Before Robinson Cano’s seventh-inning grand slam blew it open, Monday’ night’s 8-2 Yankee win over the Royals was a nice little ballgame. Chad Gaudin walked Mitch Maier to start the game, then retired eight straight before Maier came back around and pulled a ball just inside the right-field line the first Royals hit of the game. The Yankees broke a scoreless tie in the bottom of the fourth on a double by Cano and singles by Jorge Posada and Eric Hinske, who made his first start at third base as a Yankee amid a bench-heavy, post-clincher lineup that included Ramiro Peña at shorstop, Juan Miranda at first base, Francisco Cervelli behind the plate (Posada was the DH), and Shelley Duncan in right field.

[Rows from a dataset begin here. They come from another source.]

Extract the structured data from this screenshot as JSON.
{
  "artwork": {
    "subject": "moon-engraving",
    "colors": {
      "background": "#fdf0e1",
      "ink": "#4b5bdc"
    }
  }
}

Mark Teahen got the Royals on the board by leading off the fifth with a game-tying opposite-field solo shot of Gaudin. Cervelli led off the fifth with a single, but was thrown out at second when Ramiro Peña failed to hold up his end of a hit-and-run (he got the sign, but missed the pitch). Peña then went from goat to hero on the next pitch, which he got under and lifted to the front row in right field for a Yankee Stadium homer, the first tater of Peña’s young career.
In a game that otherwise meant very little, the Yankee dugout’s reaction to Peña’s homer was the highlight. As soon as the bench began to celebrate, Alex Rodriguez jumped into action to organize the popular silent treatment often given to rookies following their first career homer (you might remember the Phillies giving it to John Mayberry Jr. at the stadium earlier this year). Alex grabbed the celebrating Jeter by his hoodie and dragged him back to his perch behind the dugout screen, then waived the others back to their seats. Jeter and company instantly complied, sporting devilish grins as they took their places.

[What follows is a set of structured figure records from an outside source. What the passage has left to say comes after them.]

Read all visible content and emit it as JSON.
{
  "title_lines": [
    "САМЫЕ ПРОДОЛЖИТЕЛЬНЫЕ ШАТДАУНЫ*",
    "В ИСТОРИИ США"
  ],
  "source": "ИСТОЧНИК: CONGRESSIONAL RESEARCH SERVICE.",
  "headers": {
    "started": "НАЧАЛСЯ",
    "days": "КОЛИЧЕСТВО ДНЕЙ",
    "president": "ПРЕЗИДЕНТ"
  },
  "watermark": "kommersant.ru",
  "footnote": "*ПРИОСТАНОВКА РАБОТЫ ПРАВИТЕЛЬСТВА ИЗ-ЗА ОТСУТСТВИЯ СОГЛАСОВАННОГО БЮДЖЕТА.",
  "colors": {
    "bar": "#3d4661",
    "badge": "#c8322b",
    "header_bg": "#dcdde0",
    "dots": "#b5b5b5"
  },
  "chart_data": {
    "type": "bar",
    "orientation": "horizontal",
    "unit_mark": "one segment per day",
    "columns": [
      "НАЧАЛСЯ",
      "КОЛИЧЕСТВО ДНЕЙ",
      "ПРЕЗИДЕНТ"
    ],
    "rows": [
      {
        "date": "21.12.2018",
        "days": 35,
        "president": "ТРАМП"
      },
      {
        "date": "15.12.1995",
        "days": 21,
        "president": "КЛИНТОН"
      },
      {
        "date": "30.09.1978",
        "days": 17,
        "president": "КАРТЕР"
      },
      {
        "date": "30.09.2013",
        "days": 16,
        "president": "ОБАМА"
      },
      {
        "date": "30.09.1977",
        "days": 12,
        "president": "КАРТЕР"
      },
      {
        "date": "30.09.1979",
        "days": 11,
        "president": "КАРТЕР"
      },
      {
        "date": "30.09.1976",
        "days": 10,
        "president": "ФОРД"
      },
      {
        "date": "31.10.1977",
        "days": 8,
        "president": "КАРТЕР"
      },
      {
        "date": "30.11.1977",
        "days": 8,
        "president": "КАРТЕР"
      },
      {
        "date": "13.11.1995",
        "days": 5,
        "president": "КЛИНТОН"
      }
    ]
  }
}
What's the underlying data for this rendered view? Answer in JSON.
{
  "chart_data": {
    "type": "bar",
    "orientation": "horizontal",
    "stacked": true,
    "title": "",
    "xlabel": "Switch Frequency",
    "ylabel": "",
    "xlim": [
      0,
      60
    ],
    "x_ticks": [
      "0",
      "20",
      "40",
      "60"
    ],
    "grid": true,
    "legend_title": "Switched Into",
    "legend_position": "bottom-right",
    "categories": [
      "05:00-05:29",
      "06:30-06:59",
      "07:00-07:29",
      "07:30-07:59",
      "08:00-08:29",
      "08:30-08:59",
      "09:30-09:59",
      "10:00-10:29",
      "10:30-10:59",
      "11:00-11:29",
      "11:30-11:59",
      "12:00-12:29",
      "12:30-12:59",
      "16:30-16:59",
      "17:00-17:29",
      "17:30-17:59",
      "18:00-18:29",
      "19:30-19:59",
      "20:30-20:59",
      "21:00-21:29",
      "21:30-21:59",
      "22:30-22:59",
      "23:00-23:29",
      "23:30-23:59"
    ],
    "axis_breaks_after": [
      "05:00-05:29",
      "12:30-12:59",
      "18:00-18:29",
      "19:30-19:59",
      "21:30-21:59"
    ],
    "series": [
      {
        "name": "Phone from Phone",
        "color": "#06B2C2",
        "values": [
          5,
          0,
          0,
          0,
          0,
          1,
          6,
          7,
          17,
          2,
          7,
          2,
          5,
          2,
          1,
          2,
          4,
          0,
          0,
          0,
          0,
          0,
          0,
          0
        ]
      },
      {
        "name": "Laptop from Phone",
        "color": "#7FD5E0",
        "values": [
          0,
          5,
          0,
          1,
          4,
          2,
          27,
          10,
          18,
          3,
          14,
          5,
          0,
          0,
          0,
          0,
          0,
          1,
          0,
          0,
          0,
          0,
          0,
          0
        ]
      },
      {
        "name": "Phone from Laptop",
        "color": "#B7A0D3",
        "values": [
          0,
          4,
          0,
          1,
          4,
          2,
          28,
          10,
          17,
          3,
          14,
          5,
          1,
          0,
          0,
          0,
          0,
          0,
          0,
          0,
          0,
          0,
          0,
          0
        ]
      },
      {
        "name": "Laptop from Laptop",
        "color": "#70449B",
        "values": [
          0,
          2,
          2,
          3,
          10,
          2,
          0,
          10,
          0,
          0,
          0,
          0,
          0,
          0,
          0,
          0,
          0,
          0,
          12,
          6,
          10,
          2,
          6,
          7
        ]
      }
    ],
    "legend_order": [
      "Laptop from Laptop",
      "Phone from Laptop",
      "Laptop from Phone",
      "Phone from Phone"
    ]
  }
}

When Peña got to home plate, he received a dispassionate fist-bump from on-deck hitter Brett Gardner and from Melky Cabrera in the on-deck circle, but was ignored by his teammates as he entered the dugout. Joe Girardi couldn’t resist giving the rookie a high-five, but the others sat stone-faced as Peña put away his helmet and gloves. Then Jorge Posada clapped as if to cheer on Gardner, which was the signal for the team to swarm Peña. It was a great moment, captured beautifully by the YES cameras. I’m among those who believes that winning begets team chemistry, not the other way around, but it’s hard not to be impressed and enthused by the cohesiveness and amicability of this Yankee team. There seems to be genuine affection and good humor in that clubhouse, moreso even than on the business-like teams of the late-90s dynasty.

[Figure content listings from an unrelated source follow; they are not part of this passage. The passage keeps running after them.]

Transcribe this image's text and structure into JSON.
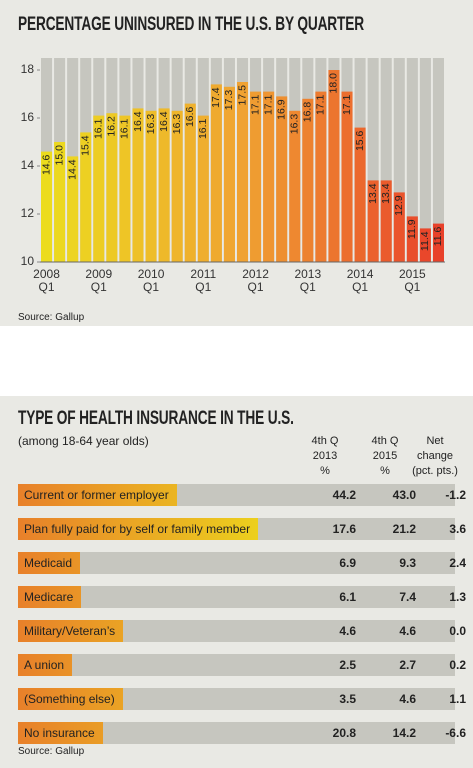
{
  "chart_data": {
    "type": "bar",
    "title": "PERCENTAGE UNINSURED IN THE U.S. BY QUARTER",
    "categories": [
      "2008 Q1",
      null,
      null,
      null,
      "2009 Q1",
      null,
      null,
      null,
      "2010 Q1",
      null,
      null,
      null,
      "2011 Q1",
      null,
      null,
      null,
      "2012 Q1",
      null,
      null,
      null,
      "2013 Q1",
      null,
      null,
      null,
      "2014 Q1",
      null,
      null,
      null,
      "2015 Q1",
      null,
      null
    ],
    "values": [
      14.6,
      15.0,
      14.4,
      15.4,
      16.1,
      16.2,
      16.1,
      16.4,
      16.3,
      16.4,
      16.3,
      16.6,
      16.1,
      17.4,
      17.3,
      17.5,
      17.1,
      17.1,
      16.9,
      16.3,
      16.8,
      17.1,
      18.0,
      17.1,
      15.6,
      13.4,
      13.4,
      12.9,
      11.9,
      11.4,
      11.6
    ],
    "value_labels": [
      "14.6",
      "15.0",
      "14.4",
      "15.4",
      "16.1",
      "16.2",
      "16.1",
      "16.4",
      "16.3",
      "16.4",
      "16.3",
      "16.6",
      "16.1",
      "17.4",
      "17.3",
      "17.5",
      "17.1",
      "17.1",
      "16.9",
      "16.3",
      "16.8",
      "17.1",
      "18.0",
      "17.1",
      "15.6",
      "13.4",
      "13.4",
      "12.9",
      "11.9",
      "11.4",
      "11.6"
    ],
    "ylim": [
      10,
      18.5
    ],
    "yticks": [
      10,
      12,
      14,
      16,
      18
    ],
    "gradient": [
      "#ecdc1e",
      "#f0a232",
      "#e8412a"
    ],
    "background_color": "#c6c6bf",
    "source": "Source: Gallup"
  },
  "table": {
    "title": "TYPE OF HEALTH INSURANCE IN THE U.S.",
    "subtitle": "(among 18-64 year olds)",
    "columns": [
      [
        "4th Q",
        "2013",
        "%"
      ],
      [
        "4th Q",
        "2015",
        "%"
      ],
      [
        "Net",
        "change",
        "(pct. pts.)"
      ]
    ],
    "rows": [
      [
        "Current or former employer",
        "44.2",
        "43.0",
        "-1.2"
      ],
      [
        "Plan fully paid for by self or family member",
        "17.6",
        "21.2",
        "3.6"
      ],
      [
        "Medicaid",
        "6.9",
        "9.3",
        "2.4"
      ],
      [
        "Medicare",
        "6.1",
        "7.4",
        "1.3"
      ],
      [
        "Military/Veteran’s",
        "4.6",
        "4.6",
        "0.0"
      ],
      [
        "A union",
        "2.5",
        "2.7",
        "0.2"
      ],
      [
        "(Something else)",
        "3.5",
        "4.6",
        "1.1"
      ],
      [
        "No insurance",
        "20.8",
        "14.2",
        "-6.6"
      ]
    ],
    "source": "Source: Gallup"
  }
}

Peña’s homer gave the Yankees a brief 2-1 lead. The Royals answered back in the top of the sixth, tying the game on a Yuniesky Betancourt single, Billy Butler’s 51st double of the year, and a Mike Jacobs sac fly. The Yanks then returned serve again in the bottom of the sixth on a Posada double ultimately plated by a Shelly Duncan single. A Cervelli double in the seventh plated by a Peña single and Cano’s slam, all off Royals starter Luke Hochevar, put the game away in the seventh.
Gaudin turned in the best and deepest start of his Yankee career (6 2/3 IP, 4 H, 2 R, 2 BB, 5 K) and now feels like a lock for the postseason roster. Damaso Marte, who retired Alex Gordon to finish the seventh for Gaudin, helped his cause as well, as did Freddy Guzman, who pinch-ran for Duncan in the sixth and stole second on the first pitch to Miranda. Cervelli and Peña combined to go 4-for-8, each with a single and an extra-base hit. Peña drove in two. Shelley Duncan drove in another after striking out and grounding into a double play and held Maier to a single on his hit down the line in the third with a strong throw to second. Hinske had an RBI single, but didn’t get a chance to field a grounder at third base (just three pop ups). All surely benefited from facing the lowly Royals, but given that these final six games are like a brief spring-training period for the postseason, it’s nice to see the borderline players making their cases. Speaking of which, David Robertson could return to action Tuesday night, and Jerry Hairston Jr. will take batting practice as both try to prove they’re healthy enough to make the ALDS roster.
Meanwhile, potential ALDS opponents the Twins and Tigers were rained out in Detroit, resulting in a Tuesday day/night double-header which could knot the division if the Twins pull off an unlikely sweep against Morristown, NJ’s Rick Porcello and Detroit ace Justin Verlander. Down in Atlanta, former Tiger Jair Jurrjens pitched the Braves to their seventh-straight win, bringing them within two games of the idle Rockies in the still-interesting NL Wild Card race.